Franck Bauguil : C’est avant tout une histoire de passion pour la mer et les bateaux mais aussi de rencontres et d’opportunités. J’ai grandi en Bretagne, à Pontivy. Pour les vacances, la destination familiale était Saint Philibert. Dans ma famille, personne ne naviguait. Nous sommes originaires de Carcassonne et ce sont les hasards de la vie qui nous ont amenés en Bretagne. Mais, au contact des copains d’école, j’ai découvert la voile et les bateaux : ce fut une révélation. En dériveur, d’abord, puis en planche à voile avec des « spots » comme la pointe à Saint Philibert où nous testions nos flotteurs recoupés pour aller tâter de la vague. On profitait des bateaux des parents des copains pour partir pour nos premières croisières vers Houat ou Hoëdic dans cette merveille qu’est le golfe du Morbihan. J’ai ensuite enchainé avec les entrainements d’hiver à Lorient sur un Jeanneau, puis pendant mes études j’ai fait la fameuse course de l’EDHEC et le Tour de France à la Voile... C’est à ce moment-là que j’ai eu l’opportunité de partir aux Etats-Unis pour mes études. Je me suis retrouvé en Pennsylvanie, qui n’est pas à proprement parlé la Mecque de la voile... J’ai donc peu navigué à cette période. Après mon MBA, j’ai commencé à travailler dans la finance, toujours aux Etats-Unis. Ma copine de l’époque était une sportive de haut niveau et pratiquait le dressage en équitation. Et pour s’entraîner, elle devait aller... sur la Chesapeake Bay. Un week-end, elle m’a proposé de visiter une petite ville des environs : Annapolis. C’était pendant le salon nautique ! Sur les pontons, je découvre pour la première fois des catamarans de croisière - qui n’étaient franchement pas nombreux - et en discutant, je rencontre un skipper Français (Bernard Boireau) qui me présente à Eric Bruneel, alors manager export pour Fountaine-Pajot, et qui me dit rechercher un agent sur les USA... C’est ainsi que je me suis associé avec Eric Smith (Bay Yacht Agency), concessionnaire Jeanneau à Annapolis et que j’ai commencé à vendre des catamarans Fountaine Pajot aux Amériques. D’abord pendant mes week-ends alors que ma copine s’entrainait au dressage à quelques kilomètres de là puis rapidement à plein temps. Nous étions en 1992. La passion pour le bateau l’a emportée. J’ai démissionné de mon job dans la finance. En avril 1996, j’ai quitté mon affaire (qui deviendra plus tard Atlantic Cruising Yachts) et j’ai rejoint The Moorings. J’y suis toujours presque 30 ans plus tard...

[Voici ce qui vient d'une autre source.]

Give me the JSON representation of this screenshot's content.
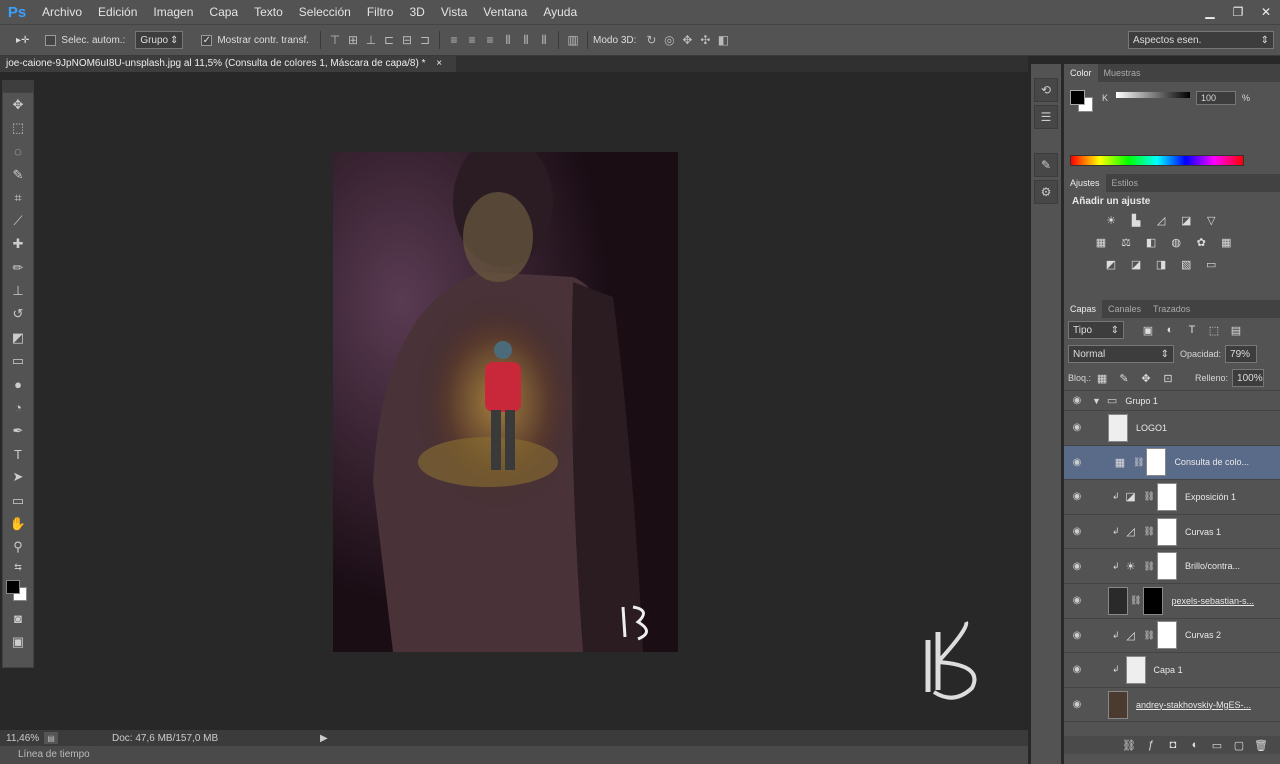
{
  "menubar": {
    "logo": "Ps",
    "items": [
      "Archivo",
      "Edición",
      "Imagen",
      "Capa",
      "Texto",
      "Selección",
      "Filtro",
      "3D",
      "Vista",
      "Ventana",
      "Ayuda"
    ],
    "window_controls": [
      "▁",
      "❐",
      "✕"
    ]
  },
  "options": {
    "move_tool_icon": "▸✛",
    "auto_select_label": "Selec. autom.:",
    "auto_select_value": "Grupo",
    "show_transform_label": "Mostrar contr. transf.",
    "mode3d_label": "Modo 3D:",
    "workspace": "Aspectos esen."
  },
  "document": {
    "tab_title": "joe-caione-9JpNOM6uI8U-unsplash.jpg al 11,5% (Consulta de colores 1, Máscara de capa/8) *",
    "close": "×"
  },
  "status": {
    "zoom": "11,46%",
    "doc_size": "Doc: 47,6 MB/157,0 MB",
    "timeline": "Línea de tiempo"
  },
  "color_panel": {
    "tabs": [
      "Color",
      "Muestras"
    ],
    "channel": "K",
    "value": "100",
    "unit": "%"
  },
  "adjust_panel": {
    "tabs": [
      "Ajustes",
      "Estilos"
    ],
    "title": "Añadir un ajuste"
  },
  "layers_panel": {
    "tabs": [
      "Capas",
      "Canales",
      "Trazados"
    ],
    "kind_filter": "Tipo",
    "blend_mode": "Normal",
    "opacity_label": "Opacidad:",
    "opacity": "79%",
    "lock_label": "Bloq.:",
    "fill_label": "Relleno:",
    "fill": "100%",
    "layers": [
      {
        "name": "Grupo 1",
        "type": "group"
      },
      {
        "name": "LOGO1",
        "type": "smart"
      },
      {
        "name": "Consulta de colo...",
        "type": "adjust",
        "selected": true
      },
      {
        "name": "Exposición 1",
        "type": "adjust"
      },
      {
        "name": "Curvas 1",
        "type": "adjust"
      },
      {
        "name": "Brillo/contra...",
        "type": "adjust"
      },
      {
        "name": "pexels-sebastian-s...",
        "type": "image"
      },
      {
        "name": "Curvas 2",
        "type": "adjust"
      },
      {
        "name": "Capa 1",
        "type": "blank"
      },
      {
        "name": "andrey-stakhovskiy-MgES-...",
        "type": "image"
      }
    ]
  },
  "watermark": "K",
  "colors": {
    "accent": "#3aa0ff",
    "panel": "#535353",
    "selection": "#5a6b8a"
  }
}
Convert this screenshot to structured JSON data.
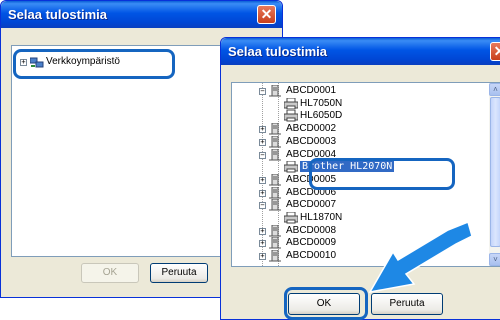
{
  "window1": {
    "title": "Selaa tulostimia",
    "close_glyph": "✕",
    "tree_item": "Verkkoympäristö",
    "expander": "+",
    "ok_label": "OK",
    "cancel_label": "Peruuta"
  },
  "window2": {
    "title": "Selaa tulostimia",
    "ok_label": "OK",
    "cancel_label": "Peruuta",
    "scroll_up": "˄",
    "scroll_down": "˅",
    "tree": [
      {
        "label": "ABCD0001",
        "type": "server",
        "expander": "−"
      },
      {
        "label": "HL7050N",
        "type": "printer"
      },
      {
        "label": "HL6050D",
        "type": "printer"
      },
      {
        "label": "ABCD0002",
        "type": "server",
        "expander": "+"
      },
      {
        "label": "ABCD0003",
        "type": "server",
        "expander": "+"
      },
      {
        "label": "ABCD0004",
        "type": "server",
        "expander": "−"
      },
      {
        "label": "Brother HL2070N",
        "type": "printer",
        "selected": true
      },
      {
        "label": "ABCD0005",
        "type": "server",
        "expander": "+"
      },
      {
        "label": "ABCD0006",
        "type": "server",
        "expander": "+"
      },
      {
        "label": "ABCD0007",
        "type": "server",
        "expander": "−"
      },
      {
        "label": "HL1870N",
        "type": "printer"
      },
      {
        "label": "ABCD0008",
        "type": "server",
        "expander": "+"
      },
      {
        "label": "ABCD0009",
        "type": "server",
        "expander": "+"
      },
      {
        "label": "ABCD0010",
        "type": "server",
        "expander": "+"
      }
    ]
  },
  "colors": {
    "highlight": "#1565c0",
    "selection": "#316ac5",
    "arrow": "#1e88e5"
  }
}
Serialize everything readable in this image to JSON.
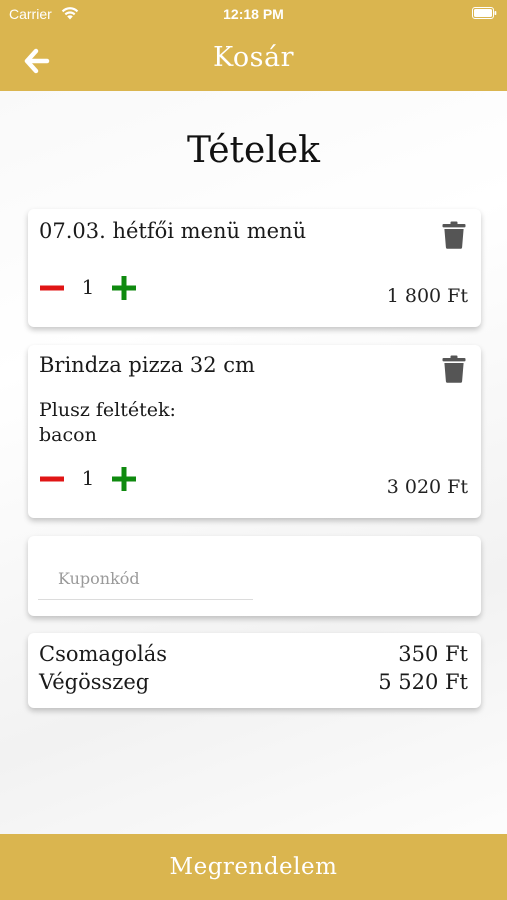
{
  "status_bar": {
    "carrier": "Carrier",
    "time": "12:18 PM"
  },
  "header": {
    "title": "Kosár",
    "back_icon": "arrow-left-icon"
  },
  "page_title": "Tételek",
  "colors": {
    "accent": "#dab54f",
    "minus": "#e01515",
    "plus": "#0f8a0f",
    "trash": "#555555"
  },
  "items": [
    {
      "name": "07.03. hétfői menü menü",
      "quantity": "1",
      "price": "1 800 Ft"
    },
    {
      "name": "Brindza pizza 32 cm",
      "extras_label": "Plusz feltétek:",
      "extras_value": "bacon",
      "quantity": "1",
      "price": "3 020 Ft"
    }
  ],
  "coupon": {
    "placeholder": "Kuponkód",
    "value": ""
  },
  "summary": {
    "packaging_label": "Csomagolás",
    "packaging_value": "350 Ft",
    "total_label": "Végösszeg",
    "total_value": "5 520 Ft"
  },
  "order_button": "Megrendelem"
}
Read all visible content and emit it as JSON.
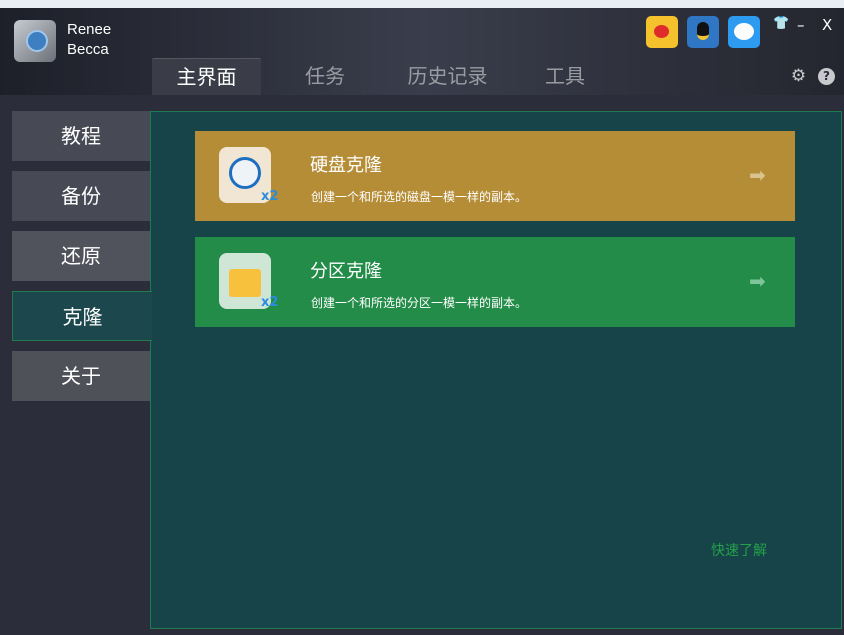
{
  "app": {
    "brand_line1": "Renee",
    "brand_line2": "Becca"
  },
  "header": {
    "social": [
      "weibo-icon",
      "qq-icon",
      "chat-icon"
    ],
    "tabs": [
      "主界面",
      "任务",
      "历史记录",
      "工具"
    ],
    "active_tab": "主界面"
  },
  "sidebar": {
    "items": [
      "教程",
      "备份",
      "还原",
      "克隆",
      "关于"
    ],
    "active": "克隆"
  },
  "cards": [
    {
      "title": "硬盘克隆",
      "desc": "创建一个和所选的磁盘一模一样的副本。",
      "badge": "x2",
      "color": "#b58d37"
    },
    {
      "title": "分区克隆",
      "desc": "创建一个和所选的分区一模一样的副本。",
      "badge": "x2",
      "color": "#238c48"
    }
  ],
  "quick_link": "快速了解",
  "window": {
    "skin": "shirt-icon",
    "minimize": "–",
    "close": "X"
  }
}
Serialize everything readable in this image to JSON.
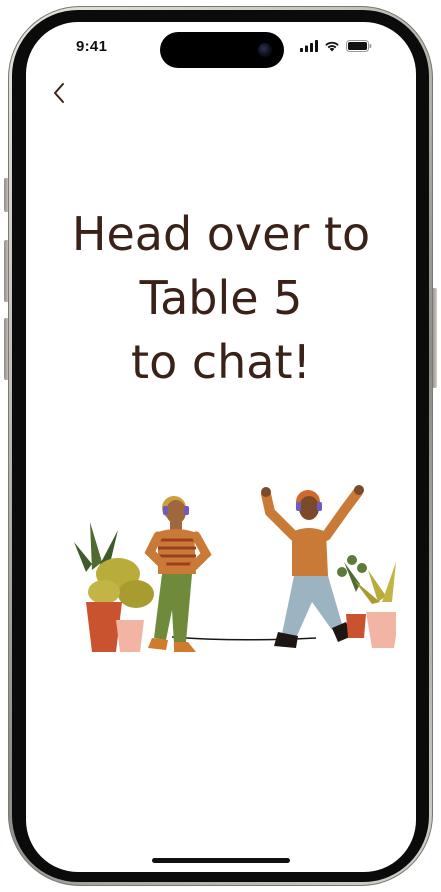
{
  "status_bar": {
    "time": "9:41",
    "icons": [
      "cellular-signal-icon",
      "wifi-icon",
      "battery-icon"
    ]
  },
  "nav": {
    "back_icon": "chevron-left-icon"
  },
  "headline": {
    "line1": "Head over to",
    "line2": "Table 5",
    "line3": "to chat!"
  },
  "illustration": {
    "subject": "two-people-with-headphones-dancing-among-potted-plants"
  },
  "colors": {
    "headline_text": "#3a2218",
    "background": "#ffffff",
    "shirt_orange": "#c97a36",
    "pants_olive": "#6e8a3a",
    "pants_blue": "#9cb3c1",
    "pot_red": "#c9532f",
    "pot_pink": "#f2b5a4"
  }
}
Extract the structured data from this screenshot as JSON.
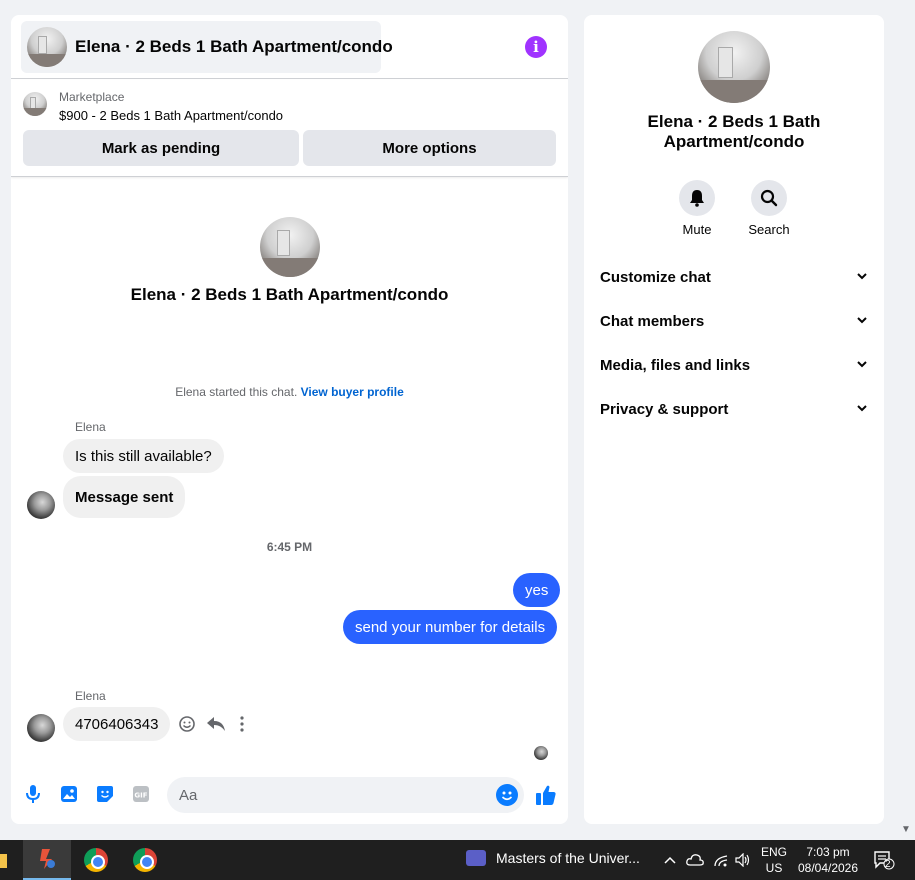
{
  "chat": {
    "title": "Elena · 2 Beds 1 Bath Apartment/condo",
    "marketplace_label": "Marketplace",
    "listing": "$900 - 2 Beds 1 Bath Apartment/condo",
    "mark_pending": "Mark as pending",
    "more_options": "More options",
    "center_title": "Elena · 2 Beds 1 Bath Apartment/condo",
    "started_text": "Elena started this chat.",
    "buyer_profile_link": "View buyer profile",
    "messages": [
      {
        "sender": "Elena",
        "text": "Is this still available?",
        "direction": "in"
      },
      {
        "text": "Message sent",
        "direction": "in"
      },
      {
        "timestamp": "6:45 PM"
      },
      {
        "text": "yes",
        "direction": "out"
      },
      {
        "text": "send your number for details",
        "direction": "out"
      },
      {
        "sender": "Elena",
        "text": "4706406343",
        "direction": "in"
      }
    ],
    "input_placeholder": "Aa"
  },
  "details": {
    "title": "Elena · 2 Beds 1 Bath Apartment/condo",
    "actions": [
      {
        "label": "Mute",
        "icon": "bell-icon"
      },
      {
        "label": "Search",
        "icon": "search-icon"
      }
    ],
    "sections": [
      "Customize chat",
      "Chat members",
      "Media, files and links",
      "Privacy & support"
    ]
  },
  "taskbar": {
    "media_title": "Masters of the Univer...",
    "lang_primary": "ENG",
    "lang_secondary": "US",
    "time": "7:03 pm",
    "date": "08/04/2026",
    "notification_count": "2"
  },
  "colors": {
    "accent_blue": "#2962ff",
    "info_purple": "#a033ff",
    "link_blue": "#0064d1"
  }
}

Le Figaro Nautisme : Comment s’est construit le groupe tout au long de ces années ?
Franck Bauguil : Assez logiquement : nous avons d’abord recherché à disposer des bateaux les mieux adaptés à nos attentes de loueurs. C’est ainsi qu’est née la gamme des catamarans Léopard voile puis moteur. En 2005, The Moorings a été racheté par des investisseurs qui possédaient déjà... Sunsail, notre concurrent direct ! A l’époque, The Moorings était très rentable - la société l’est encore largement aujourd’hui - et Sunsail l’était un peu moins. L’idée a été de transposer nos réussites chez eux, sans dénaturer leur identité. Dans le groupe, nous avons également Le Boat, qui est un loueur de bateaux fluviaux. Là aussi, le développement des produits a été passionnants, avec des problématiques totalement différentes. A l’époque, cela représentait tout de même 1500 bateaux. Mon rôle, c’est de faire en sorte que les bateaux soient à la fois hyper agréables à vivre pour nos locataires, et faciles à entretenir pour nous. Pour y parvenir, on travaille main dans la main avec les chantiers, en arrivant toujours avec des cahiers des charges très précis. Pour vous donner une idée, quand j’ai commencé à m’occuper du développement des produits, nous pouvions arriver chez le constructeur avec 800 modifications... Et comme chacune avait une vraie raison d’être, les constructeurs ont toujours été très à l’écoute et prêts à intégrer nos demandes.
Le Figaro Nautisme : On parle de plus en plus d’usage dans le nautisme en opposition à la propriété classique. Qu’en pensez-vous, c’est l’avenir ?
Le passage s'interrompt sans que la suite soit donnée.